SPEAKER: Nell Whiteway

(Faraday Institute, Cambridge)

Monday 21st July 19:30 – 20:45

The Meeting Place, Holy Trinity Church

Trinity Street, Norwich. NR2 2BJ


Is there a genetic predisposition to religious belief? The concept of a ‘God gene’ was popularised by American geneticist Dean Hamer, in his 2004 book “The God Gene: How Faith is Hard-wired into our Genes”. The major arguments of the hypothesis are that spirituality can be quantified by psychometric measurements, and that the variability we see in individuals’ underlying tendency to spirituality is sometimes controlled by particular genes. Studies with twins have also suggested that genetics may have a significant role to play in how spiritual we are.

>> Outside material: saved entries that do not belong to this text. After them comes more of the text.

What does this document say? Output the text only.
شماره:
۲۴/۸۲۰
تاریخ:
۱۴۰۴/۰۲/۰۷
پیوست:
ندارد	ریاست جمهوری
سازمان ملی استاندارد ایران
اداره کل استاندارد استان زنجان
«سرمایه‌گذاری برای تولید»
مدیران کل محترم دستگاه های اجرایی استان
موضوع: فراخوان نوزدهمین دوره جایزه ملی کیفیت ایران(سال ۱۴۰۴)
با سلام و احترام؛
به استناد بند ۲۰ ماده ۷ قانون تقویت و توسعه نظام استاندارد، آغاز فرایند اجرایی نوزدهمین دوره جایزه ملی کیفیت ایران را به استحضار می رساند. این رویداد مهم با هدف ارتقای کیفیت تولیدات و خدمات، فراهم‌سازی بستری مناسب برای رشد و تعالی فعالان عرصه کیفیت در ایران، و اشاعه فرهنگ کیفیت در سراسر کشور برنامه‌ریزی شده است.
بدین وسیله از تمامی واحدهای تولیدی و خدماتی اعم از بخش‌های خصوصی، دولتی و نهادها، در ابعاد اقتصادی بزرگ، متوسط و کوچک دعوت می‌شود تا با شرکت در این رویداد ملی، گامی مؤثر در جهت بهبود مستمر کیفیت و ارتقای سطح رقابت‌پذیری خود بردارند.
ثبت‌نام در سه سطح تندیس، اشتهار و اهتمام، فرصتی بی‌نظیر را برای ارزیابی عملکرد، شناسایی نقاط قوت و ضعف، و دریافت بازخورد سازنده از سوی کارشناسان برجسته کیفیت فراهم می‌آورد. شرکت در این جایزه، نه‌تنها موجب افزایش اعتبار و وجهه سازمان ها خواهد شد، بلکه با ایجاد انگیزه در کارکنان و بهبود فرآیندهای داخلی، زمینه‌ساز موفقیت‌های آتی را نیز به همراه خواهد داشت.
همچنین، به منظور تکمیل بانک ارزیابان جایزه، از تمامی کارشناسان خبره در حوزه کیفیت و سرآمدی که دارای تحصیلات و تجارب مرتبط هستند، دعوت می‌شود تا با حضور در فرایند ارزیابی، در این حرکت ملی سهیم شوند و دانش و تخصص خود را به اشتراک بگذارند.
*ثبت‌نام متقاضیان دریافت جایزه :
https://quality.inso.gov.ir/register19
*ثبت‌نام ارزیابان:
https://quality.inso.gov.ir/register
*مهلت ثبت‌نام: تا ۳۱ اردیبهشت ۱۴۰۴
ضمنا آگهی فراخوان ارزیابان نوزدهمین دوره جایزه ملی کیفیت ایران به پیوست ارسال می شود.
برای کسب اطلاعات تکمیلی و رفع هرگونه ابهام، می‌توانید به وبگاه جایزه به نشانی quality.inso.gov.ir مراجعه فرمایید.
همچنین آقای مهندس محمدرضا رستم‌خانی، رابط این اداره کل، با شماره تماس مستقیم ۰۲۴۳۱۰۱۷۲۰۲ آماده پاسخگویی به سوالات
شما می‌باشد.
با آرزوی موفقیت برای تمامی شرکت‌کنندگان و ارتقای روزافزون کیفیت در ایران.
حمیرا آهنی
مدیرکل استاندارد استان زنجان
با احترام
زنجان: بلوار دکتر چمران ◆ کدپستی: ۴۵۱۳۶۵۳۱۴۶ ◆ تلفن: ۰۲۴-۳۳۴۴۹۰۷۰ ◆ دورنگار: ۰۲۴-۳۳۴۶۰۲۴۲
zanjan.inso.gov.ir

In this talk, Nell discusses the scientific and social factors behind the concept of the ‘God gene’, and critically reviews recent work on the genetics of religiosity and spirituality. Proponents of the ‘God gene’ have suggested that people can be born as either ‘believers’ or ‘atheists’. If your genes pre-dispose you to be non-spiritual and you grow up in a secularised Western nation with atheistic parents, your chances of believing in any God or performing any form of religious observance might be pretty low. This is a problem if we think that God demands specific forms of religiousness as a pre-requisite to salvation but Nell argues that, at least in the Christian tradition, God asks for no pre-conditions. Grace is freely given to all. Any genetic or environmental influence that seems to push in the direction of unbelief should therefore be seen as a challenge, not as a condemnation. There is nothing in the science of religious belief to suggest that universal grace cannot be recognised and received by everyone.

Nell Whiteway graduated from Cambridge in 2009 with a degree in Natural Sciences, specialising in Genetics. For the last three years she has been working on a project with Denis Alexander at The Faraday Institute on Genes, Determinism and God’. This project investigates genetic determinism (i.e. the relationship between individual genomic variation and behaviour) in animals and humans, and explores how developmental models break down the dichotomy between nature and nurture. The project asks whether genetic variation is relevant to human concepts of free-will and moral responsibility, and the role of such variation in the Judaeo-Christian notion of humankind being made in the image of God.